Tokyo: Asian stocks sagged before monthly US jobs data on Friday, with property and resource shares weighing on Hong Kong and Australia falling, after soft US data raised concerns about the pace of economic recovery.
Gold slid from a record on profit-taking and crude futures fell for a third day after disappointing US service sector numbers, as investor caution reigned ahead of the November payrolls report seen as a health check of the economy.
Economists in a Reuters survey forecast 130,000 US jobs were lost in November compared with a loss of 190,000 jobs in October. The unemployment rate is seen at 10.2%, unchanged from the prior month. The data release is due at 7:00pm.
In Japan, shares were slightly lower after briefly squeezing into positive territory to top 10,000 for the first time in five weeks. The benchmark Nikkei index fluctuated after gains this week which saw it rise nearly 4% on Thursday.
“For further gains, investors need to see more clarity about Japan’s economic policies, along with US jobs data that could still surprise the market,” said Kenichi Hirano, operating officer at Tachibana Securities.
Seoul shares rose as positive economic data and gains in shipyards and technology issues lent support.
The economy grew faster than initially predicted in the third quarter and the Korea Composite Stock Price Index (KOSPI) rose 0.9%.
But the MSCI index of Asia excluding Japan fell 0.8%.
Australian stocks fell 1.2%, with top miners BHP Billiton and Rio Tinto down about 2% ahead of an expected agreement on final terms for their planned iron ore joint venture.
Hong Kong stocks dropped 1.1%, undermined by the soft US data. Shares of Henderson Land fell after jumping more than 6% in the previous session and CNOOC dropped 1.3%.

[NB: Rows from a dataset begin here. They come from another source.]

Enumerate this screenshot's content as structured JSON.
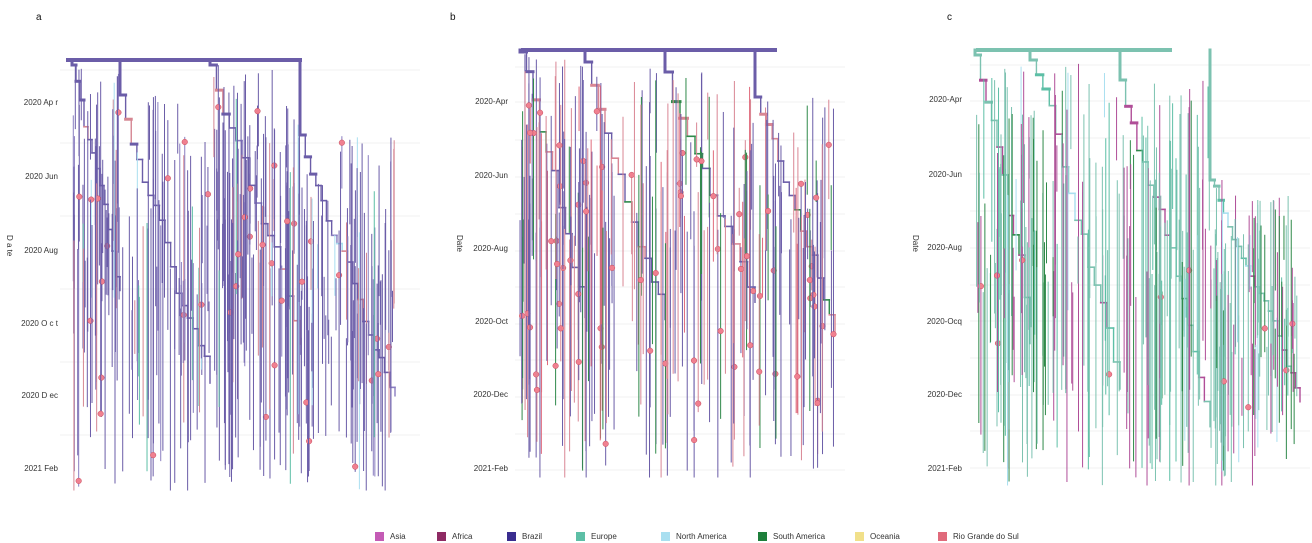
{
  "panels": [
    {
      "letter": "a",
      "ylabel": "D a te",
      "yticks": [
        "2020 Ap r",
        "2020 Jun",
        "2020 Aug",
        "2020 O c t",
        "2020 D ec",
        "2021 Feb"
      ]
    },
    {
      "letter": "b",
      "ylabel": "Date",
      "yticks": [
        "2020-Apr",
        "2020-Jun",
        "2020-Aug",
        "2020-Oct",
        "2020-Dec",
        "2021-Feb"
      ]
    },
    {
      "letter": "c",
      "ylabel": "Date",
      "yticks": [
        "2020-Apr",
        "2020-Jun",
        "2020-Aug",
        "2020-Ocq",
        "2020-Dec",
        "2021-Feb"
      ]
    }
  ],
  "legend": [
    {
      "label": "Asia",
      "color": "#c45bb5"
    },
    {
      "label": "Africa",
      "color": "#8e2a63"
    },
    {
      "label": "Brazil",
      "color": "#3a2d8f"
    },
    {
      "label": "Europe",
      "color": "#5dbfa6"
    },
    {
      "label": "North America",
      "color": "#a9dff0"
    },
    {
      "label": "South America",
      "color": "#1e7f3b"
    },
    {
      "label": "Oceania",
      "color": "#f1e08a"
    },
    {
      "label": "Rio Grande do Sul",
      "color": "#e06a7b"
    }
  ],
  "chart_data": [
    {
      "type": "tree",
      "panel": "a",
      "ylabel": "D a te",
      "yticks": [
        "2020 Ap r",
        "2020 Jun",
        "2020 Aug",
        "2020 O c t",
        "2020 D ec",
        "2021 Feb"
      ],
      "dominant_colors": [
        "#6b5da8",
        "#e06a7b"
      ]
    },
    {
      "type": "tree",
      "panel": "b",
      "ylabel": "Date",
      "yticks": [
        "2020-Apr",
        "2020-Jun",
        "2020-Aug",
        "2020-Oct",
        "2020-Dec",
        "2021-Feb"
      ],
      "dominant_colors": [
        "#6b5da8",
        "#d98694",
        "#2f8a4a",
        "#e06a7b"
      ]
    },
    {
      "type": "tree",
      "panel": "c",
      "ylabel": "Date",
      "yticks": [
        "2020-Apr",
        "2020-Jun",
        "2020-Aug",
        "2020-Ocq",
        "2020-Dec",
        "2021-Feb"
      ],
      "dominant_colors": [
        "#7cc2b0",
        "#b04e98",
        "#2f8a4a",
        "#e06a7b"
      ]
    }
  ]
}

US stocks fell on Thursday after the unexpected contraction in the vast services sector spurred worries about the recovery.
The Dow Jones Industrial Average shed 0.8%, along with the Standard & Poor’s 500 Index, while the Nasdaq Composite Index climbed 0.5%.
The dollar held steady at 88.25 yen, after rebounding this week from a recent 14-year trough.
The euro was unchanged at $1.5063, holding near a recent 16-month high after the European Central Bank suggested it would gradually withdraw emergency liquidity from the system..
Japanese government bonds slipped as the yen took a breather from its recent surge that stoked concerns of added deflationary pressure and prompted the Bank of Japan to step up its monetary easing.
Little impact was seen from the ruling parties’ efforts to finalise an economic stimulus package, with finance minister Hirohisa Fujii saying the government will stick to its principle of not raising bond issuance to fund stimulus.